The script is based on the best seller from the 60’s. I remember reading it sometime in the 70’s, when I was about 11. I liked it. Couldn’t put it down.
It’s a story that is constructed, both in the book and in the movie, very slowly. The audience first watches the young and loving couple as they meet the older, sweet, and somewhat annoying neighbors; then the loving couple interacting with the older, now strangely attentive neighbors; and finally the no-longer-loving couple dealing with true neighbors from hell.
When the film is over, you ask yourself if something supernatural actually did happen, or if everything could’ve just occurred in the head of the protagonist.
Rosemary’s Baby does not make your heart beat faster all of a sudden. On the contrary, you feel quite relaxed as the film sets up the love story, but little by little your pulse starts to quicken. At the end, you may not be on the verge of a heart attack, but you do ask yourself: “Why am I so nervous? Why am I sweating? Why am I so uncomfortable if I haven’t seen one drop of blood and I’m not even so sure that Satan is actually part of the story?”
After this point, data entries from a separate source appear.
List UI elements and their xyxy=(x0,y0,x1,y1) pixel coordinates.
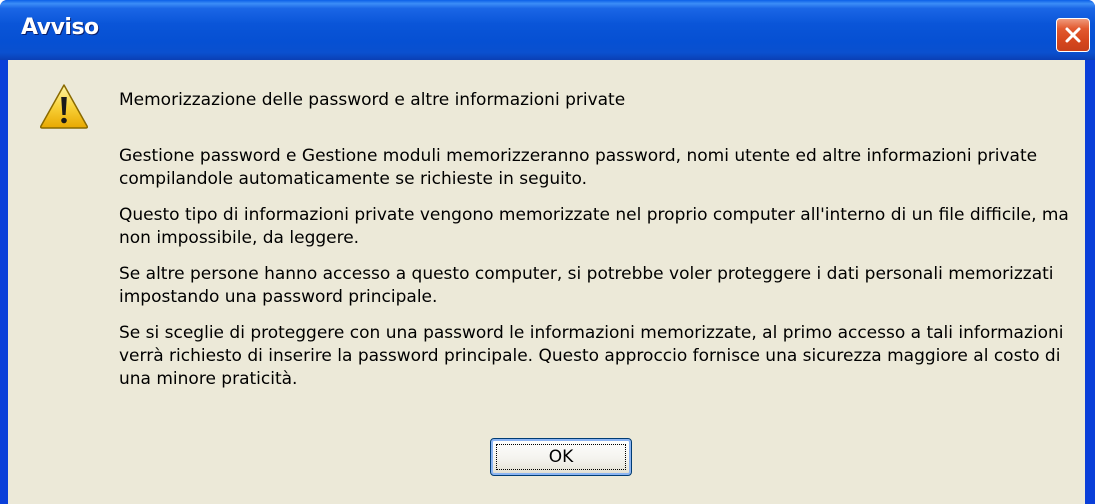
focus-rectangle xyxy=(496,444,626,470)
window-title: Avviso xyxy=(21,15,99,40)
dialog-heading: Memorizzazione delle password e altre in… xyxy=(119,90,626,110)
close-button[interactable] xyxy=(1056,18,1090,52)
paragraph-protection: Se si sceglie di proteggere con una pass… xyxy=(119,323,1064,389)
close-icon xyxy=(1065,27,1081,43)
dialog-content: Memorizzazione delle password e altre in… xyxy=(8,60,1085,504)
paragraph-master-password: Se altre persone hanno accesso a questo … xyxy=(119,264,1054,307)
title-bar[interactable]: Avviso xyxy=(0,0,1095,60)
paragraph-autofill: Gestione password e Gestione moduli memo… xyxy=(119,146,1038,189)
warning-icon xyxy=(39,84,89,129)
ok-button[interactable]: OK xyxy=(490,438,632,476)
dialog-window: Avviso Memorizzazione delle password e a… xyxy=(0,0,1095,504)
paragraph-storage: Questo tipo di informazioni private veng… xyxy=(119,205,1069,248)
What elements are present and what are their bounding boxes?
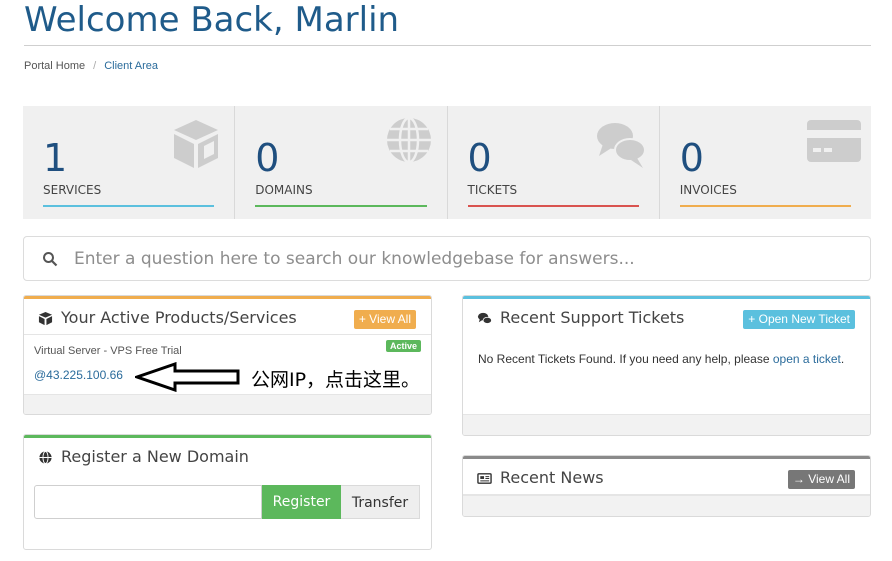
knowledgebase-search: [23, 236, 871, 281]
tile-tickets[interactable]: 0 TICKETS: [448, 106, 660, 219]
breadcrumb: Portal Home / Client Area: [24, 60, 158, 72]
service-ip[interactable]: @43.225.100.66: [34, 368, 123, 382]
annotation-text: 公网IP，点击这里。: [251, 369, 421, 391]
tile-services[interactable]: 1 SERVICES: [23, 106, 236, 219]
service-name[interactable]: Virtual Server - VPS Free Trial: [34, 345, 182, 357]
breadcrumb-home[interactable]: Portal Home: [24, 60, 85, 72]
recent-news-panel: Recent News → View All: [462, 455, 871, 517]
active-products-panel: Your Active Products/Services + View All…: [23, 295, 432, 415]
credit-card-icon: [807, 120, 861, 162]
tickets-message: No Recent Tickets Found. If you need any…: [478, 347, 848, 371]
services-label: SERVICES: [43, 183, 102, 197]
services-bar: [43, 205, 215, 207]
invoices-count: 0: [679, 136, 704, 180]
page-title: Welcome Back, Marlin: [24, 0, 400, 40]
title-divider: [24, 45, 871, 46]
panel-title: Recent Support Tickets: [500, 308, 685, 327]
panel-header: Recent Support Tickets + Open New Ticket: [463, 299, 870, 335]
domain-input[interactable]: [34, 485, 262, 519]
panel-header: Recent News → View All: [463, 459, 870, 495]
globe-icon: [386, 116, 431, 164]
register-button[interactable]: Register: [262, 485, 341, 519]
cube-icon: [174, 120, 219, 168]
tickets-label: TICKETS: [467, 183, 518, 197]
panel-footer: [463, 495, 870, 516]
breadcrumb-current[interactable]: Client Area: [104, 60, 158, 72]
cube-icon: [38, 311, 53, 326]
panel-footer: [24, 394, 431, 414]
stats-tiles: 1 SERVICES 0 DOMAINS 0 TICKETS 0 INVOICE…: [23, 106, 871, 219]
domains-label: DOMAINS: [255, 183, 313, 197]
panel-title: Recent News: [500, 468, 604, 487]
panel-header: Your Active Products/Services + View All: [24, 299, 431, 335]
panel-title: Register a New Domain: [61, 447, 249, 466]
panel-title: Your Active Products/Services: [61, 308, 297, 327]
globe-icon: [39, 450, 52, 465]
panel-footer: [463, 414, 870, 435]
register-domain-panel: Register a New Domain Register Transfer: [23, 434, 432, 550]
search-icon: [43, 252, 58, 267]
domains-count: 0: [255, 136, 280, 180]
tickets-bar: [467, 205, 639, 207]
view-all-news-button[interactable]: → View All: [787, 470, 855, 489]
tile-domains[interactable]: 0 DOMAINS: [235, 106, 448, 219]
tickets-count: 0: [467, 136, 492, 180]
panel-header: Register a New Domain: [24, 438, 431, 474]
arrow-left-icon: [135, 362, 240, 392]
newspaper-icon: [477, 473, 492, 484]
no-tickets-text: No Recent Tickets Found. If you need any…: [478, 352, 773, 366]
search-input[interactable]: [74, 245, 854, 273]
status-badge: Active: [385, 340, 421, 352]
comments-icon: [477, 312, 492, 324]
invoices-label: INVOICES: [679, 183, 737, 197]
tile-invoices[interactable]: 0 INVOICES: [660, 106, 871, 219]
breadcrumb-separator: /: [93, 60, 97, 72]
support-tickets-panel: Recent Support Tickets + Open New Ticket…: [462, 295, 871, 436]
comments-icon: [596, 123, 646, 168]
client-area-page: Welcome Back, Marlin Portal Home / Client …: [0, 0, 892, 561]
view-all-products-button[interactable]: + View All: [353, 310, 416, 329]
no-tickets-text-end: .: [840, 352, 845, 366]
open-new-ticket-button[interactable]: + Open New Ticket: [743, 310, 855, 329]
domains-bar: [255, 205, 427, 207]
open-ticket-link[interactable]: open a ticket: [773, 352, 841, 366]
invoices-bar: [679, 205, 851, 207]
transfer-button[interactable]: Transfer: [341, 485, 420, 519]
services-count: 1: [43, 136, 68, 180]
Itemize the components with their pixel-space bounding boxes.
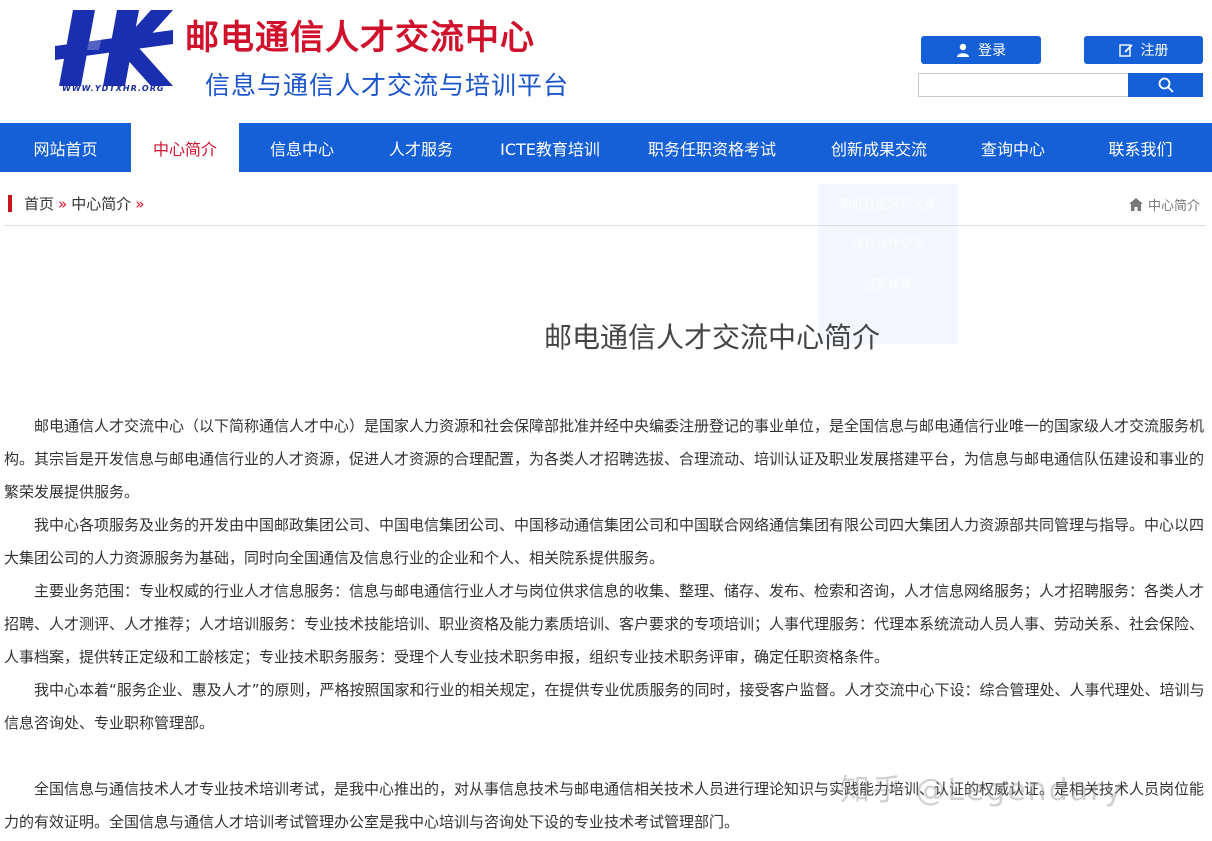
site-title: 邮电通信人才交流中心 [185,18,535,58]
breadcrumb-home[interactable]: 首页 [24,195,54,213]
edit-icon [1118,44,1133,57]
watermark: 知乎 @Legendary [840,773,1125,808]
register-label: 注册 [1140,43,1169,59]
dropdown-item[interactable]: 职业技能培训大赛 [818,184,958,224]
nav-item-about[interactable]: 中心简介 [131,123,239,172]
article-paragraph: 邮电通信人才交流中心（以下简称通信人才中心）是国家人力资源和社会保障部批准并经中… [4,417,1205,501]
user-icon [957,43,969,57]
breadcrumb-right-label: 中心简介 [1147,199,1200,214]
breadcrumb-marker [8,195,12,212]
article-paragraph: 我中心本着“服务企业、惠及人才”的原则，严格按照国家和行业的相关规定，在提供专业… [4,681,1205,732]
nav-item-innovation[interactable]: 创新成果交流 [801,123,957,172]
article-title: 邮电通信人才交流中心简介 [544,321,881,354]
search-input[interactable] [918,73,1130,97]
breadcrumb-right[interactable]: 中心简介 [1128,195,1200,214]
nav-item-icte[interactable]: ICTE教育培训 [477,123,623,172]
site-subtitle: 信息与通信人才交流与培训平台 [205,71,570,100]
article-paragraph: 我中心各项服务及业务的开发由中国邮政集团公司、中国电信集团公司、中国移动通信集团… [4,516,1205,567]
register-button[interactable]: 注册 [1084,36,1203,64]
home-icon [1128,198,1143,211]
nav-item-exam[interactable]: 职务任职资格考试 [623,123,801,172]
main-nav: 网站首页 中心简介 信息中心 人才服务 ICTE教育培训 职务任职资格考试 创新… [0,123,1212,172]
search-icon [1158,77,1174,93]
divider [4,225,1206,226]
login-label: 登录 [978,43,1006,59]
site-logo[interactable] [55,10,173,86]
logo-url-text: WWW.YDTXHR.ORG [62,84,165,93]
nav-item-talent[interactable]: 人才服务 [365,123,477,172]
dropdown-item[interactable]: 项目合作交流 [818,224,958,264]
breadcrumb: 首页» 中心简介» [24,193,148,214]
article-paragraph: 主要业务范围：专业权威的行业人才信息服务：信息与邮电通信行业人才与岗位供求信息的… [4,582,1205,666]
nav-item-query[interactable]: 查询中心 [957,123,1069,172]
nav-item-info[interactable]: 信息中心 [239,123,365,172]
dropdown-item[interactable]: 创新成果 [818,264,958,304]
nav-item-contact[interactable]: 联系我们 [1069,123,1212,172]
search-button[interactable] [1128,73,1203,97]
login-button[interactable]: 登录 [921,36,1041,64]
breadcrumb-current[interactable]: 中心简介 [71,195,131,213]
breadcrumb-sep: » [58,195,68,213]
site-header: WWW.YDTXHR.ORG 邮电通信人才交流中心 信息与通信人才交流与培训平台… [0,0,1212,123]
breadcrumb-sep: » [135,195,145,213]
nav-item-home[interactable]: 网站首页 [0,123,131,172]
The film is very much like its poster – simple, mysterious, effective, but not reliant on sensationalism. It’s like its main musical theme – a lullaby that makes your hair stand on end. It’s like its slogan: “Pray for Rosemary’s Baby” – you don’t quite understand what it means, but it makes you curious and afraid.
Why is Rosemary’s Baby a horror film, if it doesn’t terrify you? If it doesn’t make you want to close your eyes? Maybe because it needs to be classified in a new type of genre. In its time, the term Dark Fantasy was in vogue, but I wouldn’t use it, since “fantasy” doesn’t do it justice.
Mia Farrow is amazing as Rosemary. Gentle and sexy at the beginning, gentle and crazy towards the middle, gentle and the most pure embodiment of evil at the end.
And what a whopper of an ending – there’s no way to anticipate it, and yet it makes perfect sense. Because, if you were the Devil himself, instead of just winning over the heroine, you should try to win her over. And besides, not even the Devil can fight against maternal instinct… so He’d better take advantage of it.
I wonder what would happen if someone would produce the counterpart to this counterpart. A movie about a group of fanatical Christians intent on getting a woman pregnant, against her will, with God’s child… After all, the Devil doesn’t ask Rosemary for permission. And, as far as we know, no one asked Mary either.
I’m not sure anyone would dare embark on such an adventure right now. Scorsese didn’t fare well with The Last Temptation of Christ (1988), a movie in which Jesus was portrayed as a real flesh-and-blood person, someone even people who don’t believe in the scripture could sympathize with. But then he made him somewhat lustful… and got in trouble.
Rosemary’s Baby – rent it or buy it. Adapted and directed by then 35-year-old Roman Polanski, at the top of his game.